The various leakages in the public distribution system (PDS) through collusion between distributors and through black marketing pose a serious condition. In the above case, the various options before the district level officer are-

  1. Officials from one sectors be deputed to other sectors and be asked to make surprise checks.
  2. It is important to carefully assess the stage at which leakage is occurring. This is possible through GPS tracking of the system. GPS signals on the top of vehicles intended to carry the good grains and other essential items will help to track the leakage at correct stage. However, it requires technological investment to make the whole system function properly and also it should be done only on pilot bases.
  3. A roster of vigilance committee be made and rotated every three months.
  4. The appropriate option to ensure that there is a reduction in the leakages, direct transfer of subsidy in the account of the beneficiaries can be the choice. But, it requires opening up of bank accounts of all beneficiaries and is a cumbersome procedure. But once in functioning properly, it will be effective in the longer run.

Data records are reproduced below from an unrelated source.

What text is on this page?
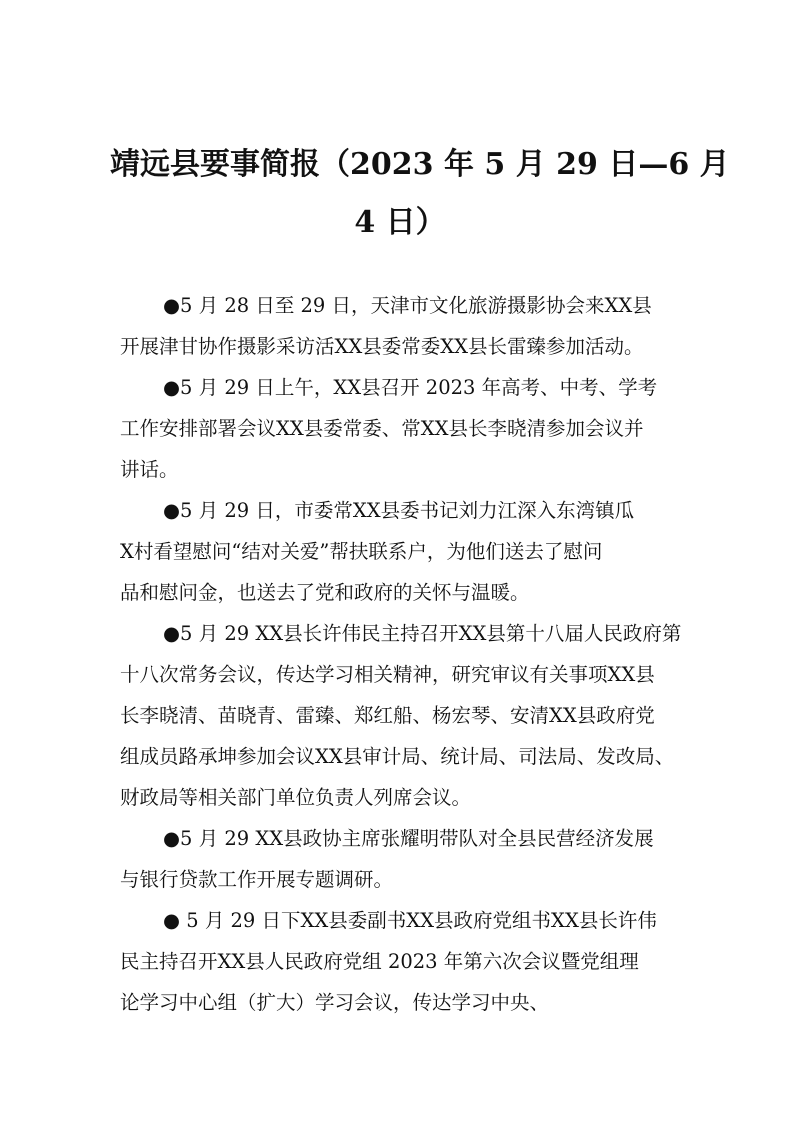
靖远县要事简报（2023 年 5 月 29 日—6 月
4 日）

●5 月 28 日至 29 日，天津市文化旅游摄影协会来XX县
开展津甘协作摄影采访活XX县委常委XX县长雷臻参加活动。

●5 月 29 日上午，XX县召开 2023 年高考、中考、学考
工作安排部署会议XX县委常委、常XX县长李晓清参加会议并
讲话。

●5 月 29 日，市委常XX县委书记刘力江深入东湾镇瓜
X村看望慰问“结对关爱”帮扶联系户，为他们送去了慰问
品和慰问金，也送去了党和政府的关怀与温暖。

●5 月 29 XX县长许伟民主持召开XX县第十八届人民政府第
十八次常务会议，传达学习相关精神，研究审议有关事项XX县
长李晓清、苗晓青、雷臻、郑红船、杨宏琴、安清XX县政府党
组成员路承坤参加会议XX县审计局、统计局、司法局、发改局、
财政局等相关部门单位负责人列席会议。

●5 月 29 XX县政协主席张耀明带队对全县民营经济发展
与银行贷款工作开展专题调研。

● 5 月 29 日下XX县委副书XX县政府党组书XX县长许伟
民主持召开XX县人民政府党组 2023 年第六次会议暨党组理
论学习中心组（扩大）学习会议，传达学习中央、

Thus, the best course of option is to carry out the investigation so that the guilty can be punished, it is essential to carry out GPS tracking of the vehicles and the direct transfer of money in the bank accounts of the beneficiaries will reduce the corruption and make the system effective.


Q.12 What are the seven principles of public life? Why they have become so relevant in present situation?         (150 words) (10 Marks)

 There are various integral principles of public life which help a civil servant to perform his duties efficiently and effectively. In this regard, seven principles of public life were recommended by a committee headed by Lord Nolan during prime minister ship of John Major in 1994. They are

(1) Selflessness – Public Servants should perform their actions only in public interest and not in their own, family, friend, interest.

(2) Integrity – Holders of public office should not place themselves under any financial or other obligation that may come in their performance of duty.

(3) Objectivity – Decisions should go strictly on merit in accordance with facts, rules, procedures etc.

(4) Accountability – Holders of public offices are accountable for their actions and decisions to set out institutions and should be prepared for scrutiny.

(5) Openness – They should be as open as possible for their decisions and actions. Every decision should be based on reason.

(6) Honesty – Public Servants should be honest and they should declare any private interest relating to their public duty.

(7) Leadership – They should promote and support these principle by setting examples and through leadership traits.

These principles have become very significant in view of erosion of standards in public life. Today, the values have declined in governance, as a result, the effect is corruption and poor governance. It is important to imbibe these principles in the life of a public servant. They need to be imbibed with values such as honesty, integrity, selflessness and accountability.